Like I said earlier, it looks more like they're bouncing out due to the lack of evidence of a force propelling them.
Originally posted by bsbray11
It's impossible for them to move laterally without a force being present. By definition of "force."
Originally posted by Pilgrum
Those 'streamers' of dust trailing them make it clear there is no gas pressure pushing from behind them whether from an explosion or high pressure draft
Originally posted by Pilgrum
Well not exactly. There's no evidence of an active force
but they are displaying kinetic energy from a force applied slightly earlier.
Originally posted by bsbray11
You mean a conservative force?
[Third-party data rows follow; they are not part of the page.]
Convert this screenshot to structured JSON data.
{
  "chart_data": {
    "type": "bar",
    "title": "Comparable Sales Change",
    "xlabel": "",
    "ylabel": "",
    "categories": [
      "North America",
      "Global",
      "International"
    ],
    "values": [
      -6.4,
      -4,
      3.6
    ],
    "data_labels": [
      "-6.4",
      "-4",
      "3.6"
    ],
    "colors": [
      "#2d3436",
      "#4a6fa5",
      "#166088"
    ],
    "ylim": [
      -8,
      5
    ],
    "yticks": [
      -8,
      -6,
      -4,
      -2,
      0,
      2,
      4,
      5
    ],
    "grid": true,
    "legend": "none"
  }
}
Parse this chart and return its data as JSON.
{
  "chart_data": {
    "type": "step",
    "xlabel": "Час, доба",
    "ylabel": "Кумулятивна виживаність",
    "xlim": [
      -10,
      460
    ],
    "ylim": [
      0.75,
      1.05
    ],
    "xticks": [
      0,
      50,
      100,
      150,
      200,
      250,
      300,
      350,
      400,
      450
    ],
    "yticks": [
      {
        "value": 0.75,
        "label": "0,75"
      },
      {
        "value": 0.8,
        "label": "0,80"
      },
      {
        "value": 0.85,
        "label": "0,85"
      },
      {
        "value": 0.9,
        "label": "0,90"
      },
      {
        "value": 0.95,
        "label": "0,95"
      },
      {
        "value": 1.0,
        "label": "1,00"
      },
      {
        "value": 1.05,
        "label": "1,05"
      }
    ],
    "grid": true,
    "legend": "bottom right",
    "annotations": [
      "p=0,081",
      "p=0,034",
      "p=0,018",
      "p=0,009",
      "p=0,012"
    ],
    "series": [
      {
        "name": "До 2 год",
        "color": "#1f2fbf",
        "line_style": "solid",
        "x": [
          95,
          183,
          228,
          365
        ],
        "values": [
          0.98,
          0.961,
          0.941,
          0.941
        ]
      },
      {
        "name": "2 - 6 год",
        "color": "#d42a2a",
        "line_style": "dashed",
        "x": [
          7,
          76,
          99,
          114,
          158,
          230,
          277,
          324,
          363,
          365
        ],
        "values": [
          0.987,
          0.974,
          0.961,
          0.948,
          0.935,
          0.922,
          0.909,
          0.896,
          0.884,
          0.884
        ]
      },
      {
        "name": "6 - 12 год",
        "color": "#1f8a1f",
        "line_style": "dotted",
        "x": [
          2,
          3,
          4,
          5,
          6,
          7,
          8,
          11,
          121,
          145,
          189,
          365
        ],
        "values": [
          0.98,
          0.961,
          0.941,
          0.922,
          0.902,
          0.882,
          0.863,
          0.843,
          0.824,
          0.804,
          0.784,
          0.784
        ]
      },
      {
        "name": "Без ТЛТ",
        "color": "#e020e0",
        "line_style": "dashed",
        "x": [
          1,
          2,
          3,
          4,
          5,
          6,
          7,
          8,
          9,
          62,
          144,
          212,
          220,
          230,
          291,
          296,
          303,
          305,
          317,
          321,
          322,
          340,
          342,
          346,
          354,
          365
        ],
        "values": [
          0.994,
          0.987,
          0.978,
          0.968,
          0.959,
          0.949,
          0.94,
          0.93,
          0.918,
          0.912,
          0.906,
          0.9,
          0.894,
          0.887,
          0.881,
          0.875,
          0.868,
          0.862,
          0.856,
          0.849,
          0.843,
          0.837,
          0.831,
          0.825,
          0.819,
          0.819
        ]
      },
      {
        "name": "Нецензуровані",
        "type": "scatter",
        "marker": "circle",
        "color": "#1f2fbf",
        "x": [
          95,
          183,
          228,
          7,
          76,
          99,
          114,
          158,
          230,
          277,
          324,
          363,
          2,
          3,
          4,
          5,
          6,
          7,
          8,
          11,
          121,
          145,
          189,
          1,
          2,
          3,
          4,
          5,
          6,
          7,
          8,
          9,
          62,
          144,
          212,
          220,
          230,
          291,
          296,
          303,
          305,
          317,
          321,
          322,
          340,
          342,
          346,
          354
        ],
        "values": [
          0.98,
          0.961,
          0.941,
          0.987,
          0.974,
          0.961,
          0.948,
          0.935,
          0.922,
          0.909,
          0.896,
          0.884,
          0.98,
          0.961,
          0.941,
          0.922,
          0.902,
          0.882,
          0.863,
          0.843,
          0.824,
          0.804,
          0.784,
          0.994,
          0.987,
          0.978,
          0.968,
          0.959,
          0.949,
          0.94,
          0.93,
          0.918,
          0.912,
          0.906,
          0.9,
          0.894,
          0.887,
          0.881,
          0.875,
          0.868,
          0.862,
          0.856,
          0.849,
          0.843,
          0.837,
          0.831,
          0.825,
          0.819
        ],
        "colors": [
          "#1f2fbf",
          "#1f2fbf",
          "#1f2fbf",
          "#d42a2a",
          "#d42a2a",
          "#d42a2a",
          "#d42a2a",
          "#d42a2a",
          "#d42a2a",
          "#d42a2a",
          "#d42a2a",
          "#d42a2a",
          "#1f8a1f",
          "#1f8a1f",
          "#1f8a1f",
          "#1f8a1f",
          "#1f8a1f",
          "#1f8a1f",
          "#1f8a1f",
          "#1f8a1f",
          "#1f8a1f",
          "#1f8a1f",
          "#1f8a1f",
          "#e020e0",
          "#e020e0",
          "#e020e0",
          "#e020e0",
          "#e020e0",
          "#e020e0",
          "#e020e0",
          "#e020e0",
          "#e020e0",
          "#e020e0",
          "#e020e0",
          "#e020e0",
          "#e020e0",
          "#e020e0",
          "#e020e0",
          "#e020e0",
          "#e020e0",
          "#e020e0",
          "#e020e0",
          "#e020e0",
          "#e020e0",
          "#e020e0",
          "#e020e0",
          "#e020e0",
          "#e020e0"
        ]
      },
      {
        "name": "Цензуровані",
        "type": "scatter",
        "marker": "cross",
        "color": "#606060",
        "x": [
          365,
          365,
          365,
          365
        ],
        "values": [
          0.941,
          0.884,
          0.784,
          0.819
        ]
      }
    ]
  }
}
Why would a conservative force ever be acting anywhere but straight down in this situation?
I just don't get how bouncing explains where that came from.
Originally posted by Pilgrum
Seems I'm not adequately explaining it but yes - the only force acting on those pieces at the time of the picture is gravity and they are no longer being accelerated in any other direction than straight down.
The horizontal component of their velocity was acquired shortly before the picture was taken and is no longer acting on them BUT the distance from the source of the horizontal force is very small (hence the expired time is also very small) and yet there's no evidence of any artifacts of that force if you want to suggest it was explosive in nature.
Bouncing is a property of elastic materials (conservation of momentum) and structural steel is highly elastic
although it might be difficult to imagine a 20 ton mass of steel bouncing on collision with similar material that has much higher inertia due to greater mass - it most definitely can.
Have you tried this experiment I suggested with 2 balls that demonstrates the kinetic transfer principle?
Originally posted by Pilgrum
Would you agree that all the ejected material appears to have left the confines of the outer walls only after falling to where the real action was going on IE at the collapse front ?
The collapse moved unexpectedly fast but it did demonstrate resistance (just not enough for most analysts) and a lot of heavy debris free-falling from above, virtually all of it steel, easily caught up with it.
Originally posted by gottago
No, that's exactly the point of posting these photographs. Please look at them. There are huge hunks of building being ejected up and away from the collapse front. And lesser pieces spewing in upward arcing parabolas.